Tuesday, July 24, 2012

KC Fringe "Skillet Tag" review by Detailer

Skillet Tag Entertaining
Rating: 3

Skillet Tag
KC Fringe Festival

Overall, this is well done.  It is a satire on corporate team-building, HR, and related legal issues.  The theme is well-conceived and the resolution is very satisfying.

The humor gives a little something for everyone, and yet each style feels appropriate for the moment.  There are verbal puns, clever zingers, facial expressions, sight gags, physical stunts, sex jokes (both innuendo and right out there), and sophomoric silliness.  The execution of some of the physical humor is sometimes forced and predictable, but I suspect that is due to limited rehearsal time in the space.

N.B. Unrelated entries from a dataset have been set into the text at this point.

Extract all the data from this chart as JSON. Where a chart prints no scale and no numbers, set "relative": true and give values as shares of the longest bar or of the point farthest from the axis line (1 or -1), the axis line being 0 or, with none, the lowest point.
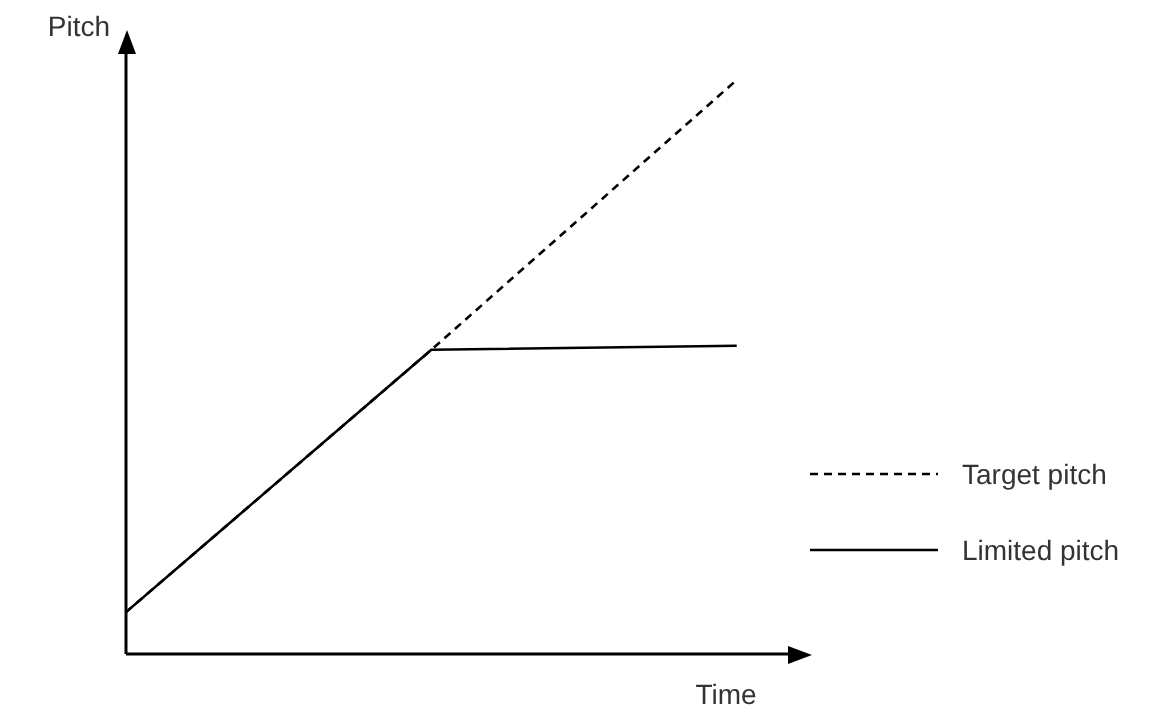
{
  "chart_data": {
    "type": "line",
    "relative": true,
    "xlabel": "Time",
    "ylabel": "Pitch",
    "categories": [
      null,
      null,
      null
    ],
    "legend": "bottom right",
    "marker": "none",
    "series": [
      {
        "name": "Target pitch",
        "color": "#000000",
        "line_style": "dashed",
        "values": [
          0.073,
          0.53,
          1
        ]
      },
      {
        "name": "Limited pitch",
        "color": "#000000",
        "line_style": "solid",
        "values": [
          0.073,
          0.53,
          0.537
        ]
      }
    ]
  }
}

As its title suggests, skillet props are essential.  The choice of skillet styles fit each character's personality.  One character found a unique way to carry her skillet.  It would be fun to see the show after more rehearsal would allow them to explore different ways of using and handling their skillets.

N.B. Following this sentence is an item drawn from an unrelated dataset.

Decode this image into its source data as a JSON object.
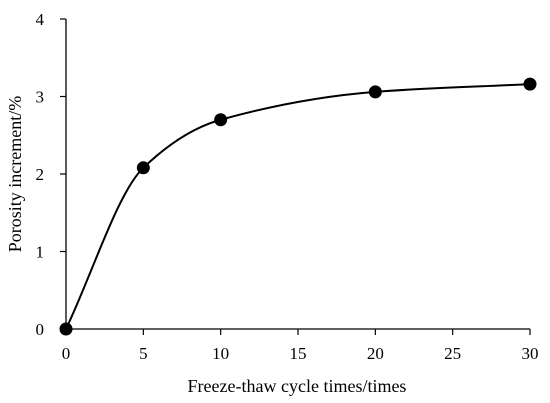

Performance standouts are Aurelie Roque as the lawyer, Laura Jacobs as the drinker, Matt Leonard as the boss, and J. Will Fritz as the IT guy.  Laura starts the show with a high bar, as she commands the stage and my attention for quite a while without saying a word.  I immediately knew a great deal about her character, and cared.  Her nonverbal bits of business keep every moment interesting.  Aurelie also nails her character immediately and earns my respect from the top.   Her facial expressions as reactions draw laughs every time.  Matt exudes the confidence his character needs, and Will's appeal makes me care about him immediately.  All four actors create characters who are distinct, and whose actions and words seem true to those characters.  They seem real and honest within the craziness of satire.

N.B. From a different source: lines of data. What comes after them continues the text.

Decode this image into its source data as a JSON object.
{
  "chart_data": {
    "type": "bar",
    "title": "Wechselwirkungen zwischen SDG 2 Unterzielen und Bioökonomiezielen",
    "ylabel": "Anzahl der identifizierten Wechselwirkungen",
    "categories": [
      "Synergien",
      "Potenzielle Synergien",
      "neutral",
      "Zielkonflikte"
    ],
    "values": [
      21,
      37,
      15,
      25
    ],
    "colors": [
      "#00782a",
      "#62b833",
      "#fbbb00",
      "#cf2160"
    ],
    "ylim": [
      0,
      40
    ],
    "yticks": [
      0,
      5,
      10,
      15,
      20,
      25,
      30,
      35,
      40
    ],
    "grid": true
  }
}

I disagree with Kenna's style as the secretary.  I did not think it fit with the others mentioned above.  Her delivery did not strike me as coming from inside the character.  I think the second part of the show might have more impact if she tones down her early scenes to a more natural level, to match those mentioned.  Later in the show her style is fun and appropriate.

The second part of the show is not as focused as the first.  Either the writing is not as tight or the lines are not as solid. The pacing and content are not quite as good as the earlier part of the production.  It is still entertaining and offers many fun moments right through the curtain call.

Which deserves a line by itself.  The curtain call is delightfully creative and fun.

This is a show I would enjoy seeing again after it has been workshopped and fully rehearsed in the performance space.

But in its present form it is worth seeing at the Fringe.